Columbus Day honored in diverse cultural community

Eighteenth Avenue, aka Cristoforo Colombo Boulevard, returned to its roots in festive fashion on the Saturday before Columbus Day as the 34th annual Columbus Day Parade dominated the thoroughfare, flooding it with happy cheers and excitement as neighborhood schools and organizations put their best foot forward.

The October 10 spectacular — a community tradition that brings residents of all ethnicities out into the street to join in the fun — included marching bands, floats and so much more as participants — led by Grand Marshals Joe Bova, Patricia DiMango and Biagio Madaio — made their way from 63rd Street to Benson Avenue, where the parade concluded outside the new community center being built by the Federation of Italian American Organizations of Brooklyn, the parade’s sponsor.

It was a “glorious” day, enthused FIAO President Jack Spatola, who spoke of the variety of festive colors, and the people of all ages and different races and ethnicities partaking in the parade, whose overarching message, he added, was “be proud of who you are, of knowing your own culture and heritage while also embracing others.”

That message was personified not only by the people of Italian heritage marching in the parade but also, said Spatola, by the many schoolchildren not of Italian descent, singing Italian songs and dressing in Italian inspired styles, in celebration and acceptance of a culture different from their own. Spatola stated that the parade’s “multi-ethnic and multi-racial turnout and support allowed the event to truly be a community-based activity that brought people together.”

This year’s crowd was bigger than ever, according to FIAO member Eileen Laruffa, who expressed gratitude to the “many organizations and schools that participate and support the parade every year.” She also noted that they come from many areas — not just Brooklyn, but Queens and Staten Island as well. Laruffa made mention of the many elected officials, bands and singers that provided entertainment, as well as the antique cars that were included in the parade.

Bova excitedly described the parade as “fantastic and exhilarating,” noting, “It was a great day, the sun was out and there were a lot of people on 18th Avenue.”

In a neighborhood that has seen waves of immigrants from numerous countries and cultures, he added, the ultimate goal for the parade was “the celebration of Italian culture and heritage.” As well as “Italian American immigration and new immigrants. Eighteenth Avenue is just as Asian-American-populated as it is Italian-American,” he stressed.

Assemblymember Bill Colton, who represents the area, noted the significance of the occasion.
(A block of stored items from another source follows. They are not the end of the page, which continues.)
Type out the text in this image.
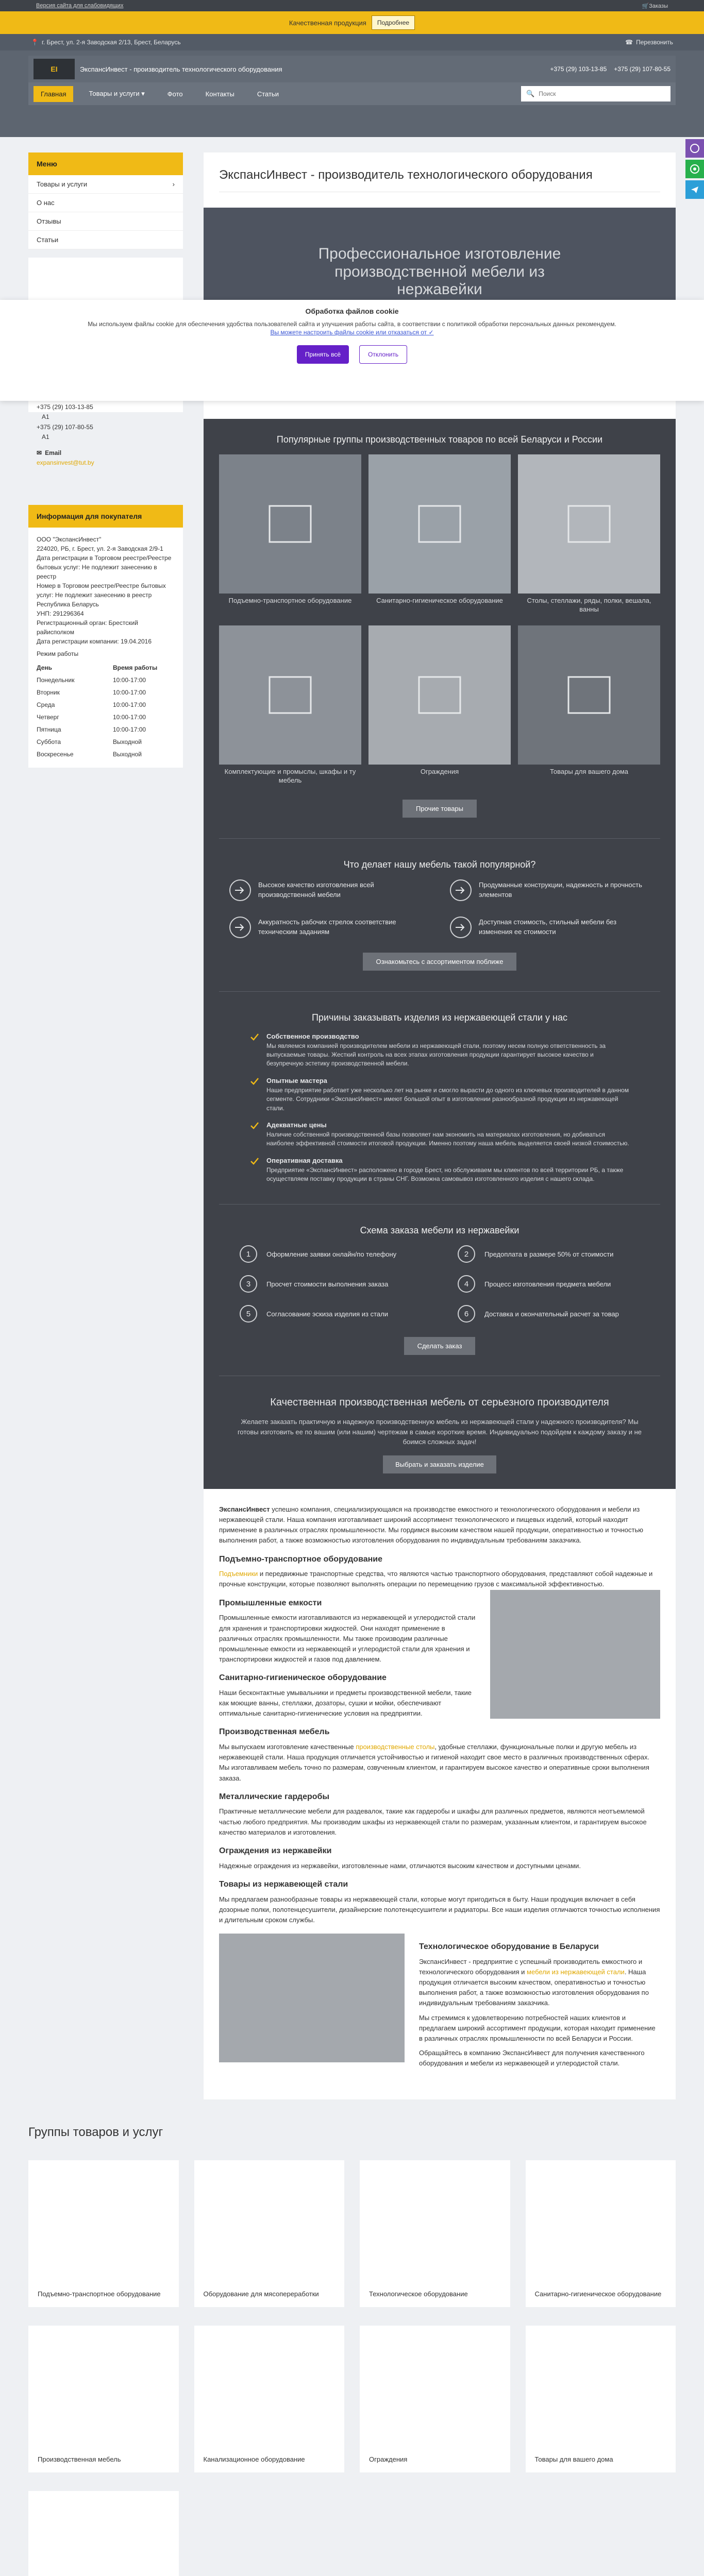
Версия сайта для слабовидящих	🛒Заказы
Качественная продукция	Подробнее
📍 г. Брест, ул. 2-я Заводская 2/13, Брест, Беларусь	☎ Перезвонить
EI	ЭкспансИнвест - производитель технологического оборудования	+375 (29) 103-13-85 +375 (29) 107-80-55
Главная	Товары и услуги ▾	Фото	Контакты	Статьи	🔍
Поиск
Обработка файлов cookie
Мы используем файлы cookie для обеспечения удобства пользователей сайта и улучшения работы сайта, в соответствии с политикой обработки персональных данных рекомендуем.
Вы можете настроить файлы cookie или отказаться от ✓
Принять всё	Отклонить
Меню
Товары и услуги	›
О нас
Отзывы
Статьи
+375 (29) 103-13-85
A1
+375 (29) 107-80-55
A1
✉ Email
expansinvest@tut.by
Информация для покупателя
ООО "ЭкспансИнвест"
224020, РБ, г. Брест, ул. 2-я Заводская 2/9-1
Дата регистрации в Торговом реестре/Реестре бытовых услуг: Не подлежит занесению в реестр
Номер в Торговом реестре/Реестре бытовых услуг: Не подлежит занесению в реестр Республика Беларусь
УНП: 291296364
Регистрационный орган: Брестский райисполком
Дата регистрации компании: 19.04.2016
Режим работы
День	Время работы
Понедельник	10:00-17:00
Вторник	10:00-17:00
Среда	10:00-17:00
Четверг	10:00-17:00
Пятница	10:00-17:00
Суббота	Выходной
Воскресенье	Выходной
ЭкспансИнвест - производитель технологического оборудования
Профессиональное изготовление производственной мебели из нержавейки
Популярные группы производственных товаров по всей Беларуси и России
Подъемно-транспортное оборудование	Санитарно-гигиеническое оборудование	Столы, стеллажи, ряды, полки, вешала, ванны
Комплектующие и промыслы, шкафы и ту мебель
Ограждения	Товары для вашего дома
Прочие товары
Что делает нашу мебель такой популярной?
Высокое качество изготовления всей производственной мебели
Продуманные конструкции, надежность и прочность элементов
Аккуратность рабочих стрелок соответствие техническим заданиям
Доступная стоимость, стильный мебели без изменения ее стоимости
Ознакомьтесь с ассортиментом поближе
Причины заказывать изделия из нержавеющей стали у нас
Собственное производство
Мы являемся компанией производителем мебели из нержавеющей стали, поэтому несем полную ответственность за выпускаемые товары. Жесткий контроль на всех этапах изготовления продукции гарантирует высокое качество и безупречную эстетику производственной мебели.
Опытные мастера
Наше предприятие работает уже несколько лет на рынке и смогло вырасти до одного из ключевых производителей в данном сегменте. Сотрудники «ЭкспансИнвест» имеют большой опыт в изготовлении разнообразной продукции из нержавеющей стали.
Адекватные цены
Наличие собственной производственной базы позволяет нам экономить на материалах изготовления, но добиваться наиболее эффективной стоимости итоговой продукции. Именно поэтому наша мебель выделяется своей низкой стоимостью.
Оперативная доставка
Предприятие «ЭкспансИнвест» расположено в городе Брест, но обслуживаем мы клиентов по всей территории РБ, а также осуществляем поставку продукции в страны СНГ. Возможна самовывоз изготовленного изделия с нашего склада.
Схема заказа мебели из нержавейки
1	Оформление заявки онлайн/по телефону	2	Предоплата в размере 50% от стоимости
3	Просчет стоимости выполнения заказа	4	Процесс изготовления предмета мебели
5	Согласование эскиза изделия из стали	6	Доставка и окончательный расчет за товар
Сделать заказ
Качественная производственная мебель от серьезного производителя
Желаете заказать практичную и надежную производственную мебель из нержавеющей стали у надежного производителя? Мы готовы изготовить ее по вашим (или нашим) чертежам в самые короткие время. Индивидуально подойдем к каждому заказу и не боимся сложных задач!
Выбрать и заказать изделие

ЭкспансИнвест успешно компания, специализирующаяся на производстве емкостного и технологического оборудования и мебели из нержавеющей стали. Наша компания изготавливает широкий ассортимент технологического и пищевых изделий, который находит применение в различных отраслях промышленности. Мы гордимся высоким качеством нашей продукции, оперативностью и точностью выполнения работ, а также возможностью изготовления оборудования по индивидуальным требованиям заказчика.

Подъемно-транспортное оборудование

Подъемники и передвижные транспортные средства, что являются частью транспортного оборудования, представляют собой надежные и прочные конструкции, которые позволяют выполнять операции по перемещению грузов с максимальной эффективностью.

Промышленные емкости

Промышленные емкости изготавливаются из нержавеющей и углеродистой стали для хранения и транспортировки жидкостей. Они находят применение в различных отраслях промышленности. Мы также производим различные промышленные емкости из нержавеющей и углеродистой стали для хранения и транспортировки жидкостей и газов под давлением.

Санитарно-гигиеническое оборудование

Наши бесконтактные умывальники и предметы производственной мебели, такие как моющие ванны, стеллажи, дозаторы, сушки и мойки, обеспечивают оптимальные санитарно-гигиенические условия на предприятии.

Производственная мебель

Мы выпускаем изготовление качественные производственные столы, удобные стеллажи, функциональные полки и другую мебель из нержавеющей стали. Наша продукция отличается устойчивостью и гигиеной находит свое место в различных производственных сферах. Мы изготавливаем мебель точно по размерам, озвученным клиентом, и гарантируем высокое качество и оперативные сроки выполнения заказа.

Металлические гардеробы

Практичные металлические мебели для раздевалок, такие как гардеробы и шкафы для различных предметов, являются неотъемлемой частью любого предприятия. Мы производим шкафы из нержавеющей стали по размерам, указанным клиентом, и гарантируем высокое качество материалов и изготовления.

Ограждения из нержавейки

Надежные ограждения из нержавейки, изготовленные нами, отличаются высоким качеством и доступными ценами.

Товары из нержавеющей стали

Мы предлагаем разнообразные товары из нержавеющей стали, которые могут пригодиться в быту. Наши продукция включает в себя дозорные полки, полотенцесушители, дизайнерские полотенцесушители и радиаторы. Все наши изделия отличаются точностью исполнения и длительным сроком службы.

Технологическое оборудование в Беларуси

ЭкспансИнвест - предприятие с успешный производитель емкостного и технологического оборудования и мебели из нержавеющей стали. Наша продукция отличается высоким качеством, оперативностью и точностью выполнения работ, а также возможностью изготовления оборудования по индивидуальным требованиям заказчика.

Мы стремимся к удовлетворению потребностей наших клиентов и предлагаем широкий ассортимент продукции, которая находит применение в различных отраслях промышленности по всей Беларуси и России.

Обращайтесь в компанию ЭкспансИнвест для получения качественного оборудования и мебели из нержавеющей и углеродистой стали.

Группы товаров и услуг
Подъемно-транспортное оборудование	Оборудование для мясопереработки	Технологическое оборудование	Санитарно-гигиеническое оборудование
Производственная мебель	Канализационное оборудование	Ограждения	Товары для вашего дома
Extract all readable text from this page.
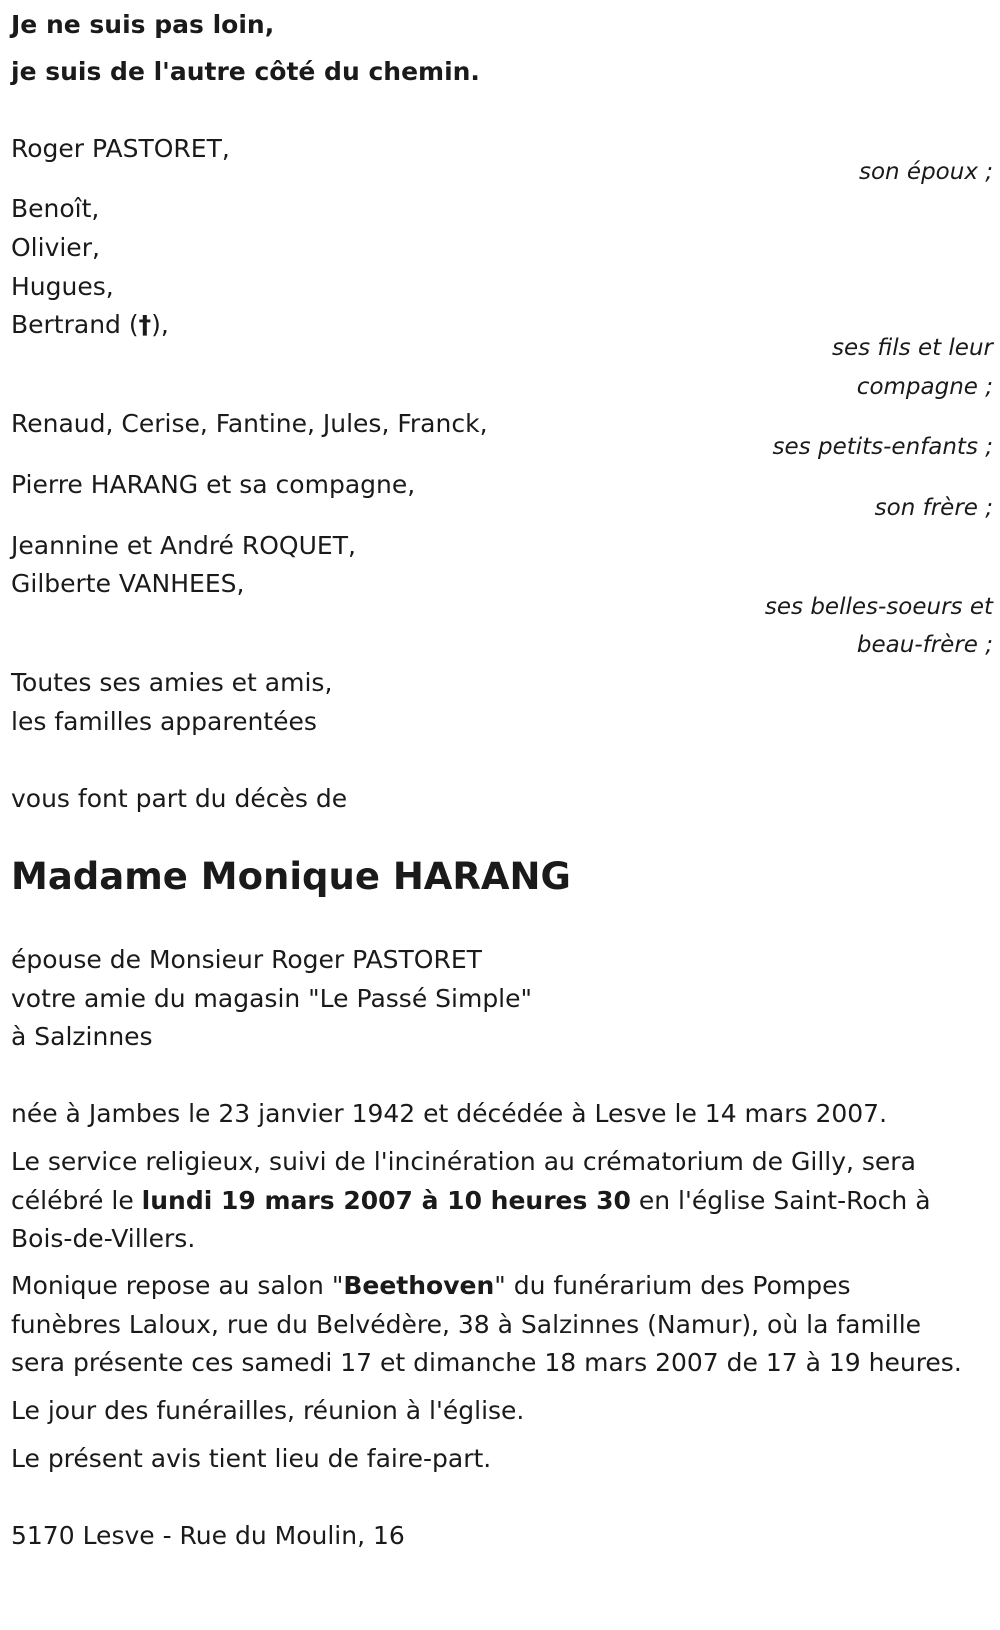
Je ne suis pas loin,
je suis de l'autre côté du chemin.
Roger PASTORET,
son époux ;
Benoît,
Olivier,
Hugues,
Bertrand (†),
ses fils et leur
compagne ;
Renaud, Cerise, Fantine, Jules, Franck,
ses petits-enfants ;
Pierre HARANG et sa compagne,
son frère ;
Jeannine et André ROQUET,
Gilberte VANHEES,
ses belles-soeurs et
beau-frère ;
Toutes ses amies et amis,
les familles apparentées
vous font part du décès de
Madame Monique HARANG
épouse de Monsieur Roger PASTORET
votre amie du magasin "Le Passé Simple"
à Salzinnes
née à Jambes le 23 janvier 1942 et décédée à Lesve le 14 mars 2007.
Le service religieux, suivi de l'incinération au crématorium de Gilly, sera
célébré le lundi 19 mars 2007 à 10 heures 30 en l'église Saint-Roch à
Bois-de-Villers.
Monique repose au salon "Beethoven" du funérarium des Pompes
funèbres Laloux, rue du Belvédère, 38 à Salzinnes (Namur), où la famille
sera présente ces samedi 17 et dimanche 18 mars 2007 de 17 à 19 heures.
Le jour des funérailles, réunion à l'église.
Le présent avis tient lieu de faire-part.
5170 Lesve - Rue du Moulin, 16
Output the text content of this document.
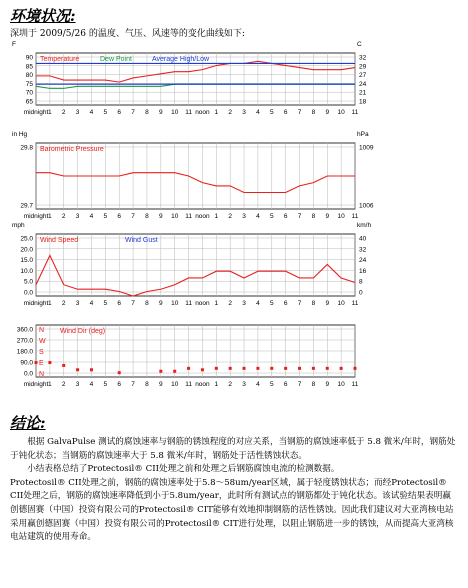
环境状况:
深圳于 2009/5/26 的温度、气压、风速等的变化曲线如下:
90	32
85	29
80	27
75	24
70	21
65	18
F	C
Temperature	Dew Point	Average High/Low
midnight 1 2 3 4 5 6 7 8 9 10 11 noon 1 2 3 4 5 6 7 8 9 10 11
29.8	1009
29.7	1006
in Hg	hPa
Barometric Pressure
midnight 1 2 3 4 5 6 7 8 9 10 11 noon 1 2 3 4 5 6 7 8 9 10 11
25.0	40
20.0	32
15.0	24
10.0	16
5.0	8
0.0	0
mph	km/h
Wind Speed	Wind Gust
midnight 1 2 3 4 5 6 7 8 9 10 11 noon 1 2 3 4 5 6 7 8 9 10 11
360.0 N
270.0 W
180.0 S
90.0 E
0.0 N
Wind Dir (deg)
midnight 1 2 3 4 5 6 7 8 9 10 11 noon 1 2 3 4 5 6 7 8 9 10 11
结论:

根据 GalvaPulse 测试的腐蚀速率与钢筋的锈蚀程度的对应关系，当钢筋的腐蚀速率低于 5.8 微米/年时，钢筋处于钝化状态；当钢筋的腐蚀速率大于 5.8 微米/年时，钢筋处于活性锈蚀状态。

小结表格总结了Protectosil® CII处理之前和处理之后钢筋腐蚀电流的检测数据。

Protectosil® CII处理之前，钢筋的腐蚀速率处于5.8～58um/year区域，属于轻度锈蚀状态；而经Protectosil® CII处理之后，钢筋的腐蚀速率降低到小于5.8um/year，此时所有测试点的钢筋都处于钝化状态。该试验结果表明赢创德固赛（中国）投资有限公司的Protectosil® CIT能够有效地抑制钢筋的活性锈蚀。因此我们建议对大亚湾核电站采用赢创德固赛（中国）投资有限公司的Protectosil® CIT进行处理，以阻止钢筋进一步的锈蚀，从而提高大亚湾核电站建筑的使用寿命。
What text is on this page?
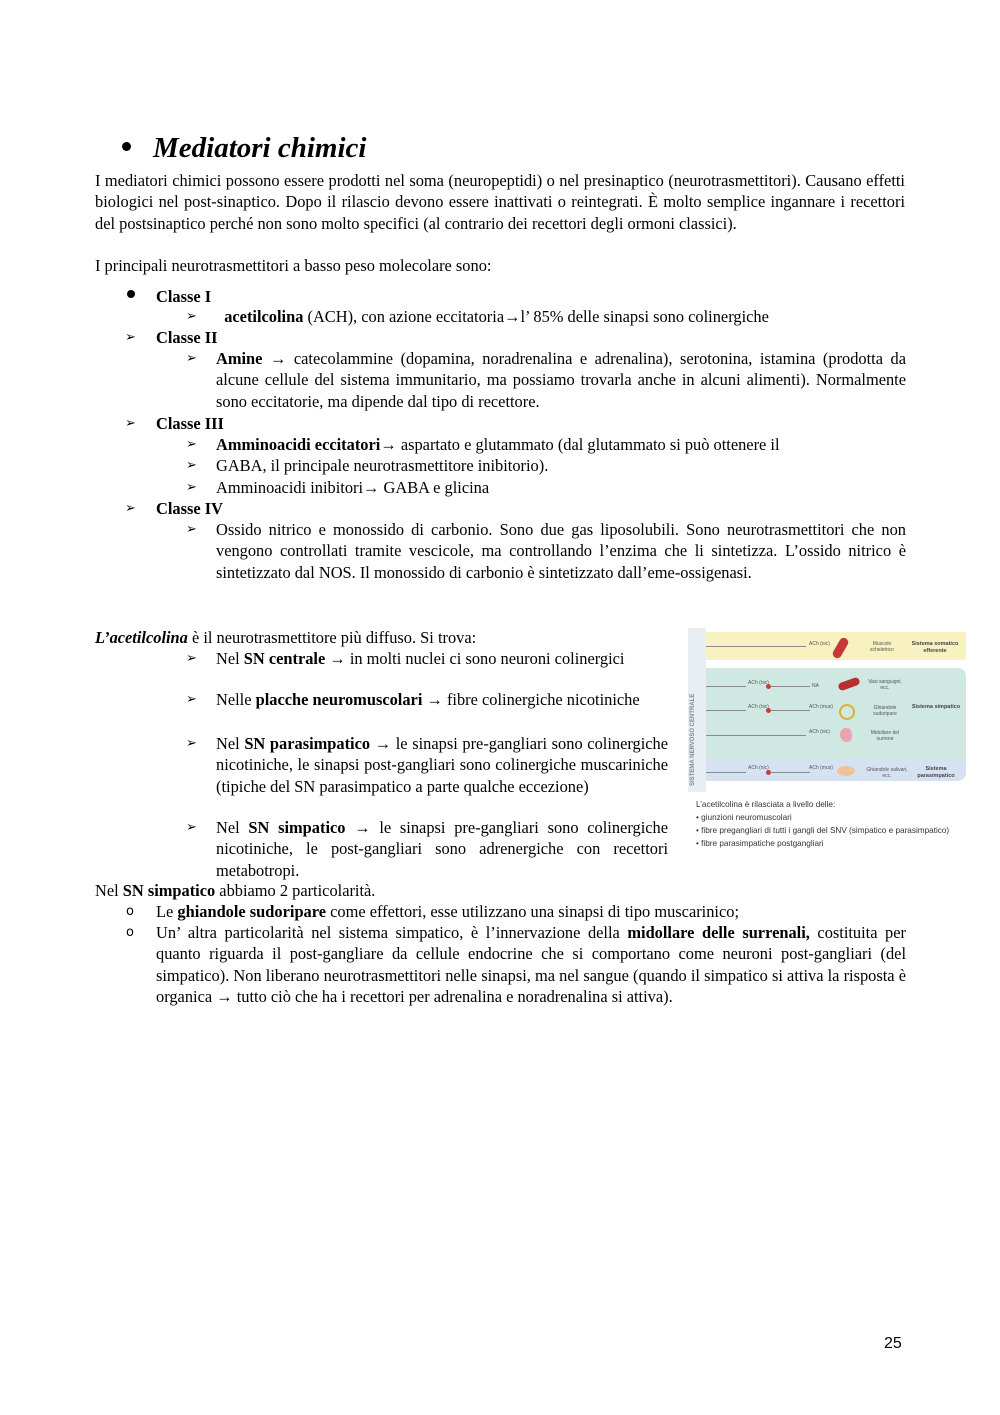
Mediatori chimici
I mediatori chimici possono essere prodotti nel soma (neuropeptidi) o nel presinaptico (neurotrasmettitori). Causano effetti biologici nel post-sinaptico. Dopo il rilascio devono essere inattivati o reintegrati. È molto semplice ingannare i recettori del postsinaptico perché non sono molto specifici (al contrario dei recettori degli ormoni classici).
I principali neurotrasmettitori a basso peso molecolare sono:
Classe I
➢	acetilcolina (ACH), con azione eccitatoria→l’ 85% delle sinapsi sono colinergiche
➢ Classe II
➢ Amine → catecolammine (dopamina, noradrenalina e adrenalina), serotonina, istamina (prodotta da alcune cellule del sistema immunitario, ma possiamo trovarla anche in alcuni alimenti). Normalmente sono eccitatorie, ma dipende dal tipo di recettore.
➢ Classe III
➢ Amminoacidi eccitatori→ aspartato e glutammato (dal glutammato si può ottenere il
➢ GABA, il principale neurotrasmettitore inibitorio).
➢ Amminoacidi inibitori→ GABA e glicina
➢ Classe IV
➢ Ossido nitrico e monossido di carbonio. Sono due gas liposolubili. Sono neurotrasmettitori che non vengono controllati tramite vescicole, ma controllando l’enzima che li sintetizza. L’ossido nitrico è sintetizzato dal NOS. Il monossido di carbonio è sintetizzato dall’eme-ossigenasi.
L’acetilcolina è il neurotrasmettitore più diffuso. Si trova:
➢ Nel SN centrale → in molti nuclei ci sono neuroni colinergici
➢ Nelle placche neuromuscolari → fibre colinergiche nicotiniche
➢ Nel SN parasimpatico → le sinapsi pre-gangliari sono colinergiche nicotiniche, le sinapsi post-gangliari sono colinergiche muscariniche (tipiche del SN parasimpatico a parte qualche eccezione)
➢ Nel SN simpatico → le sinapsi pre-gangliari sono colinergiche nicotiniche, le post-gangliari sono adrenergiche con recettori metabotropi.
Nel SN simpatico abbiamo 2 particolarità.
o Le ghiandole sudoripare come effettori, esse utilizzano una sinapsi di tipo muscarinico;
o Un’ altra particolarità nel sistema simpatico, è l’innervazione della midollare delle surrenali, costituita per quanto riguarda il post-gangliare da cellule endocrine che si comportano come neuroni post-gangliari (del simpatico). Non liberano neurotrasmettitori nelle sinapsi, ma nel sangue (quando il simpatico si attiva la risposta è organica → tutto ciò che ha i recettori per adrenalina e noradrenalina si attiva).
SISTEMA NERVOSO CENTRALE
ACh (nic)	Muscolo scheletrico
Sistema somatico efferente
ACh (nic)	NA
Vasi sanguigni, ecc.
ACh (nic)	ACh (mus)	Ghiandole sudoripare
Sistema simpatico
ACh (nic)	Midollare del surrene
ACh (nic)	ACh (mus)	Ghiandole salivari, ecc.
Sistema parasimpatico
L’acetilcolina è rilasciata a livello delle:
• giunzioni neuromuscolari
• fibre pregangliari di tutti i gangli del SNV (simpatico e parasimpatico)
• fibre parasimpatiche postgangliari
25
“Columbus Day is part of a great tradition, which we celebrate as part of our moral, religious and cultural values. The importance of a good education for our children, the importance of family, including respect for the elderly, the proud display of patriotism, the willingness to work hard and to make sacrifices for America, as the greatest country in the world, all are part of our traditions, and also part of the traditions of so many immigrants from all over the world as they come to America to find a better life for their families,” he said.